I write this article a day after the consumer price index (CPI) inflation rate came out at 5.3% and already you can hear the beat of the interest rate tom-toms. Before I go any further I have to admit to being addicted to news. I think I’m waiting for the economic equivalent of 9/11: a single defining economic moment. Every morning and every night I am compelled to scan the news headlines. Our global economic situation is scary and exciting, and so far 2011 has not disappointed. At some point it seems inevitable that Greece will default and kick-start round II of the global financial crisis. However, I have to say the New Zealand media has been useless at reporting on global economic events. We hear about the odd riot in Athens, but we don’t get any of the context.
I think the “Top 10 at 10” at interest.co.nz has to be one of the best daily economic commentaries we have here and I read it religiously. Even our media reporting of what is going on in New Zealand is poor. The media seem to lurch from one sensationalist headline to the next. You can guarantee that every weekend either property prices are up or down, or interest rates are up or down. And when we're not worried about property we're overindulging in tabloid Israeli spy conspiracies. With such a small population, commercial reality traps us in the mainstream. We just don't have the scale to have viable fringes.
Let’s get back to inflation. The headline today was “Inflation in New Zealand hits 21-year high.” It is blatant sensationalism but unfortunately 80% of the population believe Elvis is still alive and take these sound bites as the absolute truth. Somewhere buried in the eighth paragraph is the fact that at least 2.0% of the inflation figure is due to our GST increase. Okay, so now it is 3.30% and not nearly as scary. If we look further into the CPI figure, fuel costs and food prices jump out. From what I can see, a decent chunk of the increase in food prices is seasonal, due to the Queensland floods. I can guarantee that tomatoes won’t be as expensive next season. This year I’m doing more carbonara sauces with my pasta, and if tomatoes are this expensive next year I’ll start converting my minor dwellings to hothouses. Scarcity is a natural part of economics and I just see prices in New Zealand doing what they should do - forcing reprioritisation and substitution.

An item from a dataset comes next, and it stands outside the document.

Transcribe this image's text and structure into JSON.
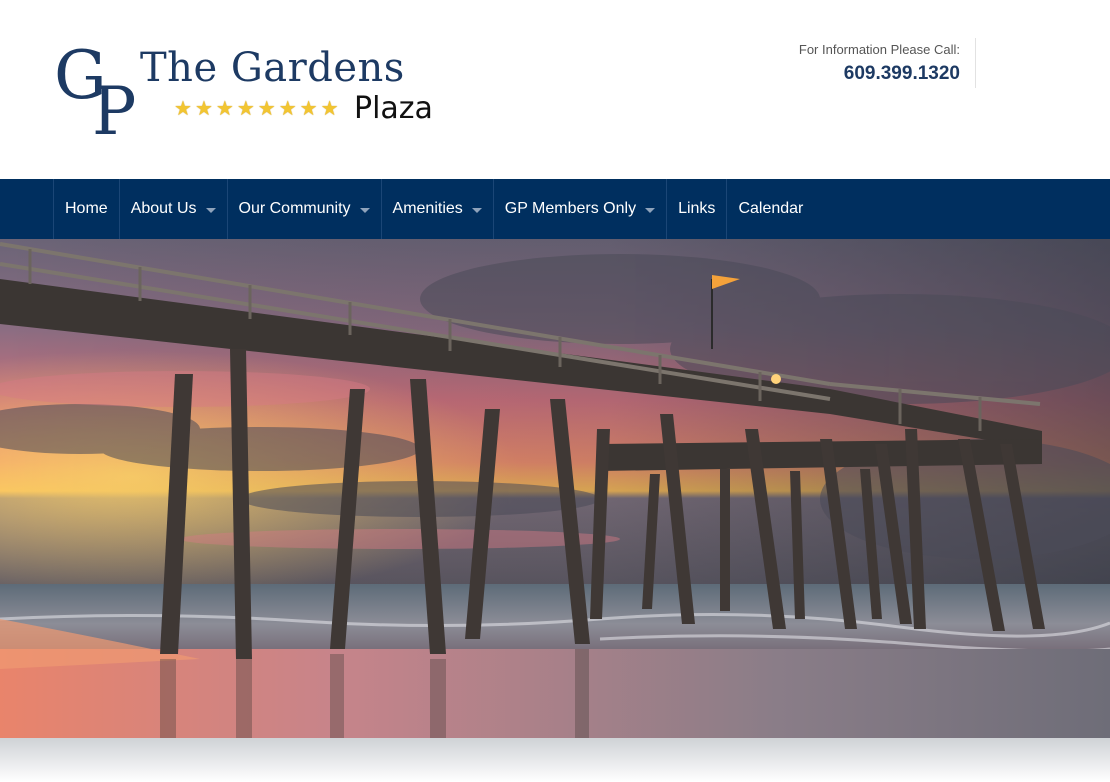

I also struggle with the focus on fuel price inflation. I see this as completely uncontrollable and an inevitable consequence of using up a scarce resource. I don’t think there is a correlation between fuel prices and interest rates. It would be stupid to increase interest rates because we’re running out of oil. Duh! The real question is whether the current spike in inflation will increase wages and property prices. I doubt it! Good luck asking for a pay increase in this environment especially if you work in the public sector. And if you own a property in Rotorua the last thing you’ll be thinking of is the price going up! Has the current spate of inflation made us poorer (in the sense that we can buy less?) Hell yeah!
My view is that New Zealand and Australia are not in as good shape as you might think. Australia seems to be coming off the boil. The retail sector is really struggling as Aussies keep their wallets closed and property prices are starting to decline. It’s a two-speed economy with resources going gangbusters and the rest of the economy struggling to maintain a pulse. The same has, and is, happening here albeit at a more pedestrian pace. There is no quick fix, no matter how desperately we look, or hope, for it. I think a full-blown recovery is still a pipe dream, but then maybe I’m turning into a pessimist!

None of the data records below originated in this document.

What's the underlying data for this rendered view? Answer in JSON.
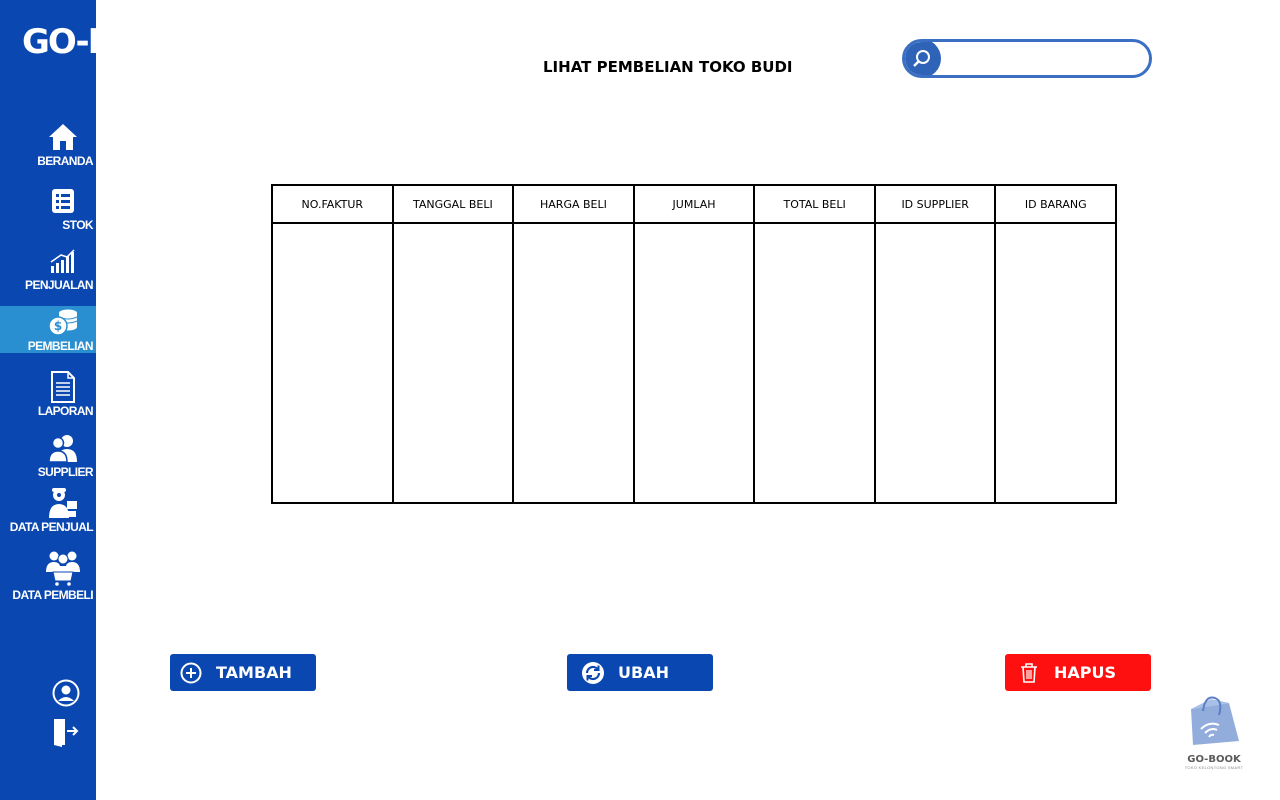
{
  "app": {
    "logo_part1": "GO-",
    "logo_part2": "BOOK",
    "accent": "#0a47b1",
    "active_item": "#2a8fd1",
    "danger": "#ff1010"
  },
  "sidebar": {
    "items": [
      {
        "label": "BERANDA",
        "icon": "home-icon"
      },
      {
        "label": "STOK",
        "icon": "list-icon"
      },
      {
        "label": "PENJUALAN",
        "icon": "bar-chart-icon"
      },
      {
        "label": "PEMBELIAN",
        "icon": "coins-icon",
        "active": true
      },
      {
        "label": "LAPORAN",
        "icon": "document-icon"
      },
      {
        "label": "SUPPLIER",
        "icon": "users-icon"
      },
      {
        "label": "DATA PENJUAL",
        "icon": "seller-icon"
      },
      {
        "label": "DATA PEMBELI",
        "icon": "buyers-icon"
      }
    ],
    "bottom": [
      "user-icon",
      "logout-icon"
    ]
  },
  "header": {
    "title": "LIHAT PEMBELIAN TOKO BUDI",
    "search_value": ""
  },
  "table": {
    "columns": [
      "NO.FAKTUR",
      "TANGGAL BELI",
      "HARGA BELI",
      "JUMLAH",
      "TOTAL BELI",
      "ID SUPPLIER",
      "ID BARANG"
    ],
    "rows": []
  },
  "actions": {
    "add_label": "TAMBAH",
    "edit_label": "UBAH",
    "delete_label": "HAPUS"
  },
  "brand": {
    "name": "GO-BOOK",
    "tagline": "TOKO KELONTONG SMART"
  }
}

Back to what matters to you – interest rates. Clearly rates have to increase from here as they can’t go much lower! If rates are expected to increase, then it isn’t really news. Is it? At squirrel we’ve been preparing clients for an inevitable increase in rates for the past six months. Up until now we’d been talking about November but it looks like it could come sooner. Fixed mortgage rates are driven mostly by consumer behaviour which is influenced by media headlines. If the CPI scaremongering takes hold we could see rates starting to jump earlier than expected. I’m hopeful of a big negative headline in the next few weeks to bring the masses back to reality. Who knows? I’ve always said that rate increases will be fuelled by irrational consumer fear of interest rates. Let’s see what happens.

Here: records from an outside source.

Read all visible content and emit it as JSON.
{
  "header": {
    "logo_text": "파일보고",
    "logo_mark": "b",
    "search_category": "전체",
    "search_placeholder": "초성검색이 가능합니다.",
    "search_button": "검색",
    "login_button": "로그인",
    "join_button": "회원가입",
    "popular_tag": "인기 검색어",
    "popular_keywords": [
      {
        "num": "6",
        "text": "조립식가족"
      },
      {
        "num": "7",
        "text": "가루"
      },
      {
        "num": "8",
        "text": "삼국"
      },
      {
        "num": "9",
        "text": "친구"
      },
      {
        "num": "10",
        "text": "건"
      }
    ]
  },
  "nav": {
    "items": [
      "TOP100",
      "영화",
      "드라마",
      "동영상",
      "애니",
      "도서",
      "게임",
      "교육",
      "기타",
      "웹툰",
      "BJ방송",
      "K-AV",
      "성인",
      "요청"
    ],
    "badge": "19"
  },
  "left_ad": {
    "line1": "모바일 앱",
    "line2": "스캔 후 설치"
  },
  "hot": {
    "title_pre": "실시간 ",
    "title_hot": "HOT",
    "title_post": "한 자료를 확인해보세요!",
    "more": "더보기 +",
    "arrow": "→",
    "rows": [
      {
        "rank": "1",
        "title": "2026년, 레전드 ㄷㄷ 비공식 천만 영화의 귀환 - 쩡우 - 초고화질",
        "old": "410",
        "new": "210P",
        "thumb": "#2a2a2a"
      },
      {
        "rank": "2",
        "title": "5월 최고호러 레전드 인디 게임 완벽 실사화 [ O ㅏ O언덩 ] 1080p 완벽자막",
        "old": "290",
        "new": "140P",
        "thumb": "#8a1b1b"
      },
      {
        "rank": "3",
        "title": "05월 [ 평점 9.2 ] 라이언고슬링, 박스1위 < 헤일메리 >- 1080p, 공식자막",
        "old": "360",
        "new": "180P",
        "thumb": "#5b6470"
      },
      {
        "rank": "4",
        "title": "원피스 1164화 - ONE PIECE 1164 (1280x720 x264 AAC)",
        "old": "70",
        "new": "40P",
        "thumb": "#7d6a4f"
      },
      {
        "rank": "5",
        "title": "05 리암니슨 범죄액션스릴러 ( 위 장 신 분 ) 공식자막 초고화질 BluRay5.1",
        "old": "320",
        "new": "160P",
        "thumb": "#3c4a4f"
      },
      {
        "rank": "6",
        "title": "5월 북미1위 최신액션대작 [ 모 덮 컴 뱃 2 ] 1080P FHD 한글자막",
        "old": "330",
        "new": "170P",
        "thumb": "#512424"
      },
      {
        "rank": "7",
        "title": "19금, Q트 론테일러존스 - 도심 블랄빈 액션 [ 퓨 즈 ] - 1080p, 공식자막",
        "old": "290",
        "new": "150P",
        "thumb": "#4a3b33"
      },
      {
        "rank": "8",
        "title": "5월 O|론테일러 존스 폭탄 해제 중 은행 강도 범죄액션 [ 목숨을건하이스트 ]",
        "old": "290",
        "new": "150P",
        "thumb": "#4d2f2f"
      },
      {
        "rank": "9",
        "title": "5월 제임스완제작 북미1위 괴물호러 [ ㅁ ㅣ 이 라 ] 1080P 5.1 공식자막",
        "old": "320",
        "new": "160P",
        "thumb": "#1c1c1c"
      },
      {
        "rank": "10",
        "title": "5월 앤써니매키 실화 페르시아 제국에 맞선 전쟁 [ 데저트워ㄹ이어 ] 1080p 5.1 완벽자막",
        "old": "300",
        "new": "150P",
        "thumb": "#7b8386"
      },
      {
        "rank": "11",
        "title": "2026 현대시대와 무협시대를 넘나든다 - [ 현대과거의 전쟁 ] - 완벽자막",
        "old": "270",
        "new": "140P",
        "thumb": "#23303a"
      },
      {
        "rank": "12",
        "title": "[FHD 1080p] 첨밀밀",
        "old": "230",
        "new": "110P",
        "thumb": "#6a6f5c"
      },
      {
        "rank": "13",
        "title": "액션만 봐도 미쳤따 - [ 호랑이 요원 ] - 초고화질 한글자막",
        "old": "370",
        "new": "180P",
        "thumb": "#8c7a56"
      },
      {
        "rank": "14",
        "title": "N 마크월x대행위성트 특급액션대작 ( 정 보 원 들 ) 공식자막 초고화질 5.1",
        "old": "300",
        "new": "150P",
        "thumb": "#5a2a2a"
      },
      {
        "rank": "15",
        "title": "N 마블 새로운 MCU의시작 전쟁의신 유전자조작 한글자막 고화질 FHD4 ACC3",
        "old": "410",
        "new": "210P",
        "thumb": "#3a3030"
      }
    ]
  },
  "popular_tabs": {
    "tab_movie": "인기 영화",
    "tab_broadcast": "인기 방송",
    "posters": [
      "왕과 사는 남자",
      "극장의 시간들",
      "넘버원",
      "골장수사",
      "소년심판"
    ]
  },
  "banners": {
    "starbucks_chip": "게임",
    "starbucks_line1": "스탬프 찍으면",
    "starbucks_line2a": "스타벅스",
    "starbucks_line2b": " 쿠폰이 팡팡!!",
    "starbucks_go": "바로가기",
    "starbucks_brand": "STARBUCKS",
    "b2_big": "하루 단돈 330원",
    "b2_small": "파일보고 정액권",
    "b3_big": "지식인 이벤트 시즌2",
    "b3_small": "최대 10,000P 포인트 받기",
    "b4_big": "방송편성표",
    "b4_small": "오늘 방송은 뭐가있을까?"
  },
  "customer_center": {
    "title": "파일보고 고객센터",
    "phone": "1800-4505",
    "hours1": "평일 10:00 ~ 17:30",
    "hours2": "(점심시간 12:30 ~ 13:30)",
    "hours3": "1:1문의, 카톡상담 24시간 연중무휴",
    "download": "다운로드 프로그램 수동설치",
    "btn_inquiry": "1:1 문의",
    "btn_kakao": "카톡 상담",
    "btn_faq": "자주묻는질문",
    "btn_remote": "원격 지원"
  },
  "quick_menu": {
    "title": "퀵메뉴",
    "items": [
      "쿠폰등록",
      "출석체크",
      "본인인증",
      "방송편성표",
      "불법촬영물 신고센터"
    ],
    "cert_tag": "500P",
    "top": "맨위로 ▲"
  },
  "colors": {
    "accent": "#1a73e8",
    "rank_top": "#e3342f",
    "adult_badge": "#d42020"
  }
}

I’m picking the official cash rate (OCR) will go up in two lots of 0.25% later this year or early next year and maybe another two 0.25% increases next year. That will take floating rates up to around 6.50% - so nothing to be afraid of. However, if rates keep you awake at night then I’d fix half and float half now. We are getting two-year fixed rates in a range of 6.05% to 6.20% and three-year rates ranging between 6.70% and 6.80%. If you’re game (and have sufficient surplus income should rates go up) then float the lot. Personally I think discounted floating rates will continue to outperform fixed rates. We are currently getting floating rates between 5.20% and 5.50% which still looks darn good compared to 6.80% for three years.